Esketamine-propofol anesthesia significantly reduces the risk of hypoxia (SpO < 92%) compared to sufentanil-propofol, while maintaining similar awakening time, satisfaction, postoperative exhaust time, and side events. Its hemodynamic advantages make it valuable for clinical use, especially in procedures requiring respiratory and hemodynamic stability.

摘要

目的

微创旋切术(MIRR)对于乳腺肿瘤的诊断和治疗至关重要,但最佳静脉麻醉方案尚不清楚。艾司氯胺酮是一种具有麻醉、镇痛和拟交感神经特性的N-甲基-D-天冬氨酸(NMDA)受体拮抗剂,可能是丙泊酚镇静的理想辅助药物。
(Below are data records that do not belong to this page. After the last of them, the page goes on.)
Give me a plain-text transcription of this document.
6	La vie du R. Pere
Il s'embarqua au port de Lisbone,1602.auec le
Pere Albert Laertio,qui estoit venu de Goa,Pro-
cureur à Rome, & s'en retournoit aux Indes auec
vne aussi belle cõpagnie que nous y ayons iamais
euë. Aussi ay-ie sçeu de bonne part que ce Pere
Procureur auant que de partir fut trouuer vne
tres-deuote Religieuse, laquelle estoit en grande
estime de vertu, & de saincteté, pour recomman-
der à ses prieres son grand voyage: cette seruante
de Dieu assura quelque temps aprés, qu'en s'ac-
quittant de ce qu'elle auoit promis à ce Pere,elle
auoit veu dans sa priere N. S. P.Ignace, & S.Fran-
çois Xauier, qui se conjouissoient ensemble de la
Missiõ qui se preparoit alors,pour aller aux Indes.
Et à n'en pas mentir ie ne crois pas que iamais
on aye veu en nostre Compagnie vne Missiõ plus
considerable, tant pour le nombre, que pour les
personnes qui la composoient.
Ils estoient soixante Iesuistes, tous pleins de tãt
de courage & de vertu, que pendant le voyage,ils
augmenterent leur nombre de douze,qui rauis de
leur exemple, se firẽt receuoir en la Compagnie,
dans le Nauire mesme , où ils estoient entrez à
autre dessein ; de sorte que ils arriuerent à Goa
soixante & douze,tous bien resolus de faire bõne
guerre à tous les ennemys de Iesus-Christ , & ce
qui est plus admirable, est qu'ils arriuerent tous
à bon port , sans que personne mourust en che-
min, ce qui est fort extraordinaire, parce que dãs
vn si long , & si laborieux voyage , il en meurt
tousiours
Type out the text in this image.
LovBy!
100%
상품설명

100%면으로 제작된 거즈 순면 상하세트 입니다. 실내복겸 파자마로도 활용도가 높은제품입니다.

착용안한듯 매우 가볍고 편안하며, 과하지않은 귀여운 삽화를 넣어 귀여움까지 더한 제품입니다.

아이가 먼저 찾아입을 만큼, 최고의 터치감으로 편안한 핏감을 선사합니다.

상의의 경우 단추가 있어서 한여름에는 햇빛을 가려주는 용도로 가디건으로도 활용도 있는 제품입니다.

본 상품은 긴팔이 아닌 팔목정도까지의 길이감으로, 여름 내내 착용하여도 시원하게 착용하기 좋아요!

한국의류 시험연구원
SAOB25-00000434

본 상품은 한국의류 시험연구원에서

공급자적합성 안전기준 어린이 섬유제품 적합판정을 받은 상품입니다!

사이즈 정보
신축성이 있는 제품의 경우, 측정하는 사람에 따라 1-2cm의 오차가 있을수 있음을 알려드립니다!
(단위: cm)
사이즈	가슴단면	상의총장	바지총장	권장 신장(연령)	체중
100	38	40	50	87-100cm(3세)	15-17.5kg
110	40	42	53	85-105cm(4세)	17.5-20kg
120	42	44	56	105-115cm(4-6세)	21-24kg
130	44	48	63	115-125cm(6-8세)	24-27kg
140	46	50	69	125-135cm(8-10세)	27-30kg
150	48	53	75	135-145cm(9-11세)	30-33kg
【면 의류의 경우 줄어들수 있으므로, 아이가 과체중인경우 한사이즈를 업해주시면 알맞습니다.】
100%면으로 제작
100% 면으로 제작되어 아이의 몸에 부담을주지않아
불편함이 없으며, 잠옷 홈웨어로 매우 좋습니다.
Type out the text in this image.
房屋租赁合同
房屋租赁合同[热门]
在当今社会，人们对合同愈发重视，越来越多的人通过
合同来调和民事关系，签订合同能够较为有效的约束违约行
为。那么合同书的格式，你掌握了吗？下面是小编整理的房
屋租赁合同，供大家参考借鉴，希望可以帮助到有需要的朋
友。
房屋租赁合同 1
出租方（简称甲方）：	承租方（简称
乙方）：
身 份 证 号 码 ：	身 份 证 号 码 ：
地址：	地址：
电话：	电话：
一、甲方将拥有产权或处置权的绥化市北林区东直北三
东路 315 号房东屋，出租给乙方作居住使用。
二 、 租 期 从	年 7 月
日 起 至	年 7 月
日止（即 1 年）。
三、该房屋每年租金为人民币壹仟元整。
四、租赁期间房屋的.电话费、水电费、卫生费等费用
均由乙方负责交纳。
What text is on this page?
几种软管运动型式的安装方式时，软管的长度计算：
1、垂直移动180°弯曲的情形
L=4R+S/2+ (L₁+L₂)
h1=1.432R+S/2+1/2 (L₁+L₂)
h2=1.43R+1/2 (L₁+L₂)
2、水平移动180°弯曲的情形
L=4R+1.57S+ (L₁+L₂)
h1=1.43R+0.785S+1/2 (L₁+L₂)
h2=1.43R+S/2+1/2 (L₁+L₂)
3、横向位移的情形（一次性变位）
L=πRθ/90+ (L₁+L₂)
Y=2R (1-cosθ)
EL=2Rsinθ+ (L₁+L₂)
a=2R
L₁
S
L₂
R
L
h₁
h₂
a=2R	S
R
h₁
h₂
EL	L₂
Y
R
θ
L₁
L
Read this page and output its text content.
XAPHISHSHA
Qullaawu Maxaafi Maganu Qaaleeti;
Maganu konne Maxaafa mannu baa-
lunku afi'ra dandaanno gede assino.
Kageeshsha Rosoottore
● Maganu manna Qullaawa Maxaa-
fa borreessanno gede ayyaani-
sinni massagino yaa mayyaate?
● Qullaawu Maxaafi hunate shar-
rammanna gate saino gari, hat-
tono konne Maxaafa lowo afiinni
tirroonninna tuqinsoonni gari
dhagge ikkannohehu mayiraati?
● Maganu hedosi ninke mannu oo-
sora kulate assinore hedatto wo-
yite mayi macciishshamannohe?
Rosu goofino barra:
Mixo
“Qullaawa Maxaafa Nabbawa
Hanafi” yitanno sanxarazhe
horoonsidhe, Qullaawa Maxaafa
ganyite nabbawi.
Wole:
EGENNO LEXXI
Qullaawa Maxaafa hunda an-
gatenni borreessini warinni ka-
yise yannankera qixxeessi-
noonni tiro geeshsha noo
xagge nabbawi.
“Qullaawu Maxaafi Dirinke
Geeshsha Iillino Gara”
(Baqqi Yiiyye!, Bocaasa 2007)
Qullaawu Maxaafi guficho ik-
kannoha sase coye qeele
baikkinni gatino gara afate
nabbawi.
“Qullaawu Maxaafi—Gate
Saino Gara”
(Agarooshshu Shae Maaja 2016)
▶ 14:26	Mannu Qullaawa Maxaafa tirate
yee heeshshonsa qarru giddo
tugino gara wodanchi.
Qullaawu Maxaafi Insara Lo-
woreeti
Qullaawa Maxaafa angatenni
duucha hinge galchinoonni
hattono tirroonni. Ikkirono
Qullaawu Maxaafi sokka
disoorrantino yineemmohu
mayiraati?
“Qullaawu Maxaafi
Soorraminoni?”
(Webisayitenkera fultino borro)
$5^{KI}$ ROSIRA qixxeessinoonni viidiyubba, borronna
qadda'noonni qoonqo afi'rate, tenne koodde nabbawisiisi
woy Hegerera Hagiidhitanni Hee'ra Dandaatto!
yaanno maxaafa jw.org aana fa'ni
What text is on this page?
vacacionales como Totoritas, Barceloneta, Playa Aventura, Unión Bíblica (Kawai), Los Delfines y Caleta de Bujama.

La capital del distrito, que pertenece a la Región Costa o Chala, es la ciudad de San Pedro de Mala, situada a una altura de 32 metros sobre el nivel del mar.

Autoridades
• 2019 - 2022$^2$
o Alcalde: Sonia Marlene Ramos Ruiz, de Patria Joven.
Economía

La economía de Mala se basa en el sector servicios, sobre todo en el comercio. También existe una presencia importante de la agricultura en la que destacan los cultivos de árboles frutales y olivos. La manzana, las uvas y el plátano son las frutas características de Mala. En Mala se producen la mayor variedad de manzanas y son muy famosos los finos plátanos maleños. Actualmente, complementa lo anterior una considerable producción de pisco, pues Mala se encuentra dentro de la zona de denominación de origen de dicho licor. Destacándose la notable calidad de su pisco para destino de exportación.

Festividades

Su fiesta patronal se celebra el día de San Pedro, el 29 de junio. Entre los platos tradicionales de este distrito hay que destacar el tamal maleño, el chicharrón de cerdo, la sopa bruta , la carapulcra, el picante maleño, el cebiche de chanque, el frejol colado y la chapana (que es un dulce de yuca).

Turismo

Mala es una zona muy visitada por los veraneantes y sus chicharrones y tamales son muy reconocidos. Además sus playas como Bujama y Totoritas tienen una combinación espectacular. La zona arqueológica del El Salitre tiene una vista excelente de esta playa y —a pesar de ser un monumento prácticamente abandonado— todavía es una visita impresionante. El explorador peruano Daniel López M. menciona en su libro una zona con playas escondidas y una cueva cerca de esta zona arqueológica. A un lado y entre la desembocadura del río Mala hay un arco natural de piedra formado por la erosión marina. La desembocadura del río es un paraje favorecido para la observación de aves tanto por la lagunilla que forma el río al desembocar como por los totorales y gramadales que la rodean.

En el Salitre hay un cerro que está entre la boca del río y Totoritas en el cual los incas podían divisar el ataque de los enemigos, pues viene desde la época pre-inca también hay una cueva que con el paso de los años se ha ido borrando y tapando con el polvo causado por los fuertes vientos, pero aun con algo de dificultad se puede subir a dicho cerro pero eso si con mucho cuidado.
本研究旨在比较艾司氯胺酮与舒芬太尼作为丙泊酚辅助药物用于乳腺MIRR期间镇痛和镇静的安全性和有效性。

患者与方法

总共90例接受择期乳腺MIRR的患者被随机分配接受舒芬太尼-丙泊酚或艾司氯胺酮-丙泊酚进行镇痛和镇静。主要结局是低氧血症的发生(SpO₂<92%持续>10秒或呈现持续下降趋势)。其他结局包括亚临床呼吸抑制的发生率(92%≤SpO₂<95%持续>10秒)、气道干预次数、苏醒时间、满意度评分、术后排气时间、血流动力学参数和不良事件。

结果

最终,41例患者被分配到舒芬太尼组,40例被分配到艾司氯胺酮组。艾司氯胺酮组低氧血症的发生率(17.5%)显著低于舒芬太尼组(39%)(P = 0.032)。艾司氯胺酮组32.5%发生亚临床呼吸抑制,舒芬太尼组为56.1%(P = 0.033)。舒芬太尼组比艾司氯胺酮组需要更多的气道干预(P = 0.032),且舒芬太尼组发生低氧血症的患者接受面罩辅助通气更多(P = 0.029)。艾司氯胺酮组的血流动力学稳定性更好。两组在苏醒时间、满意度评分、术后排气时间或不良事件方面未观察到显著差异。

结论

与舒芬太尼-丙泊酚相比,艾司氯胺酮-丙泊酚麻醉显著降低了低氧血症(SpO₂<92%)的风险,同时保持了相似的苏醒时间、满意度、术后排气时间和不良事件。其血流动力学优势使其在临床应用中具有价值,特别是在需要呼吸和血流动力学稳定的手术中。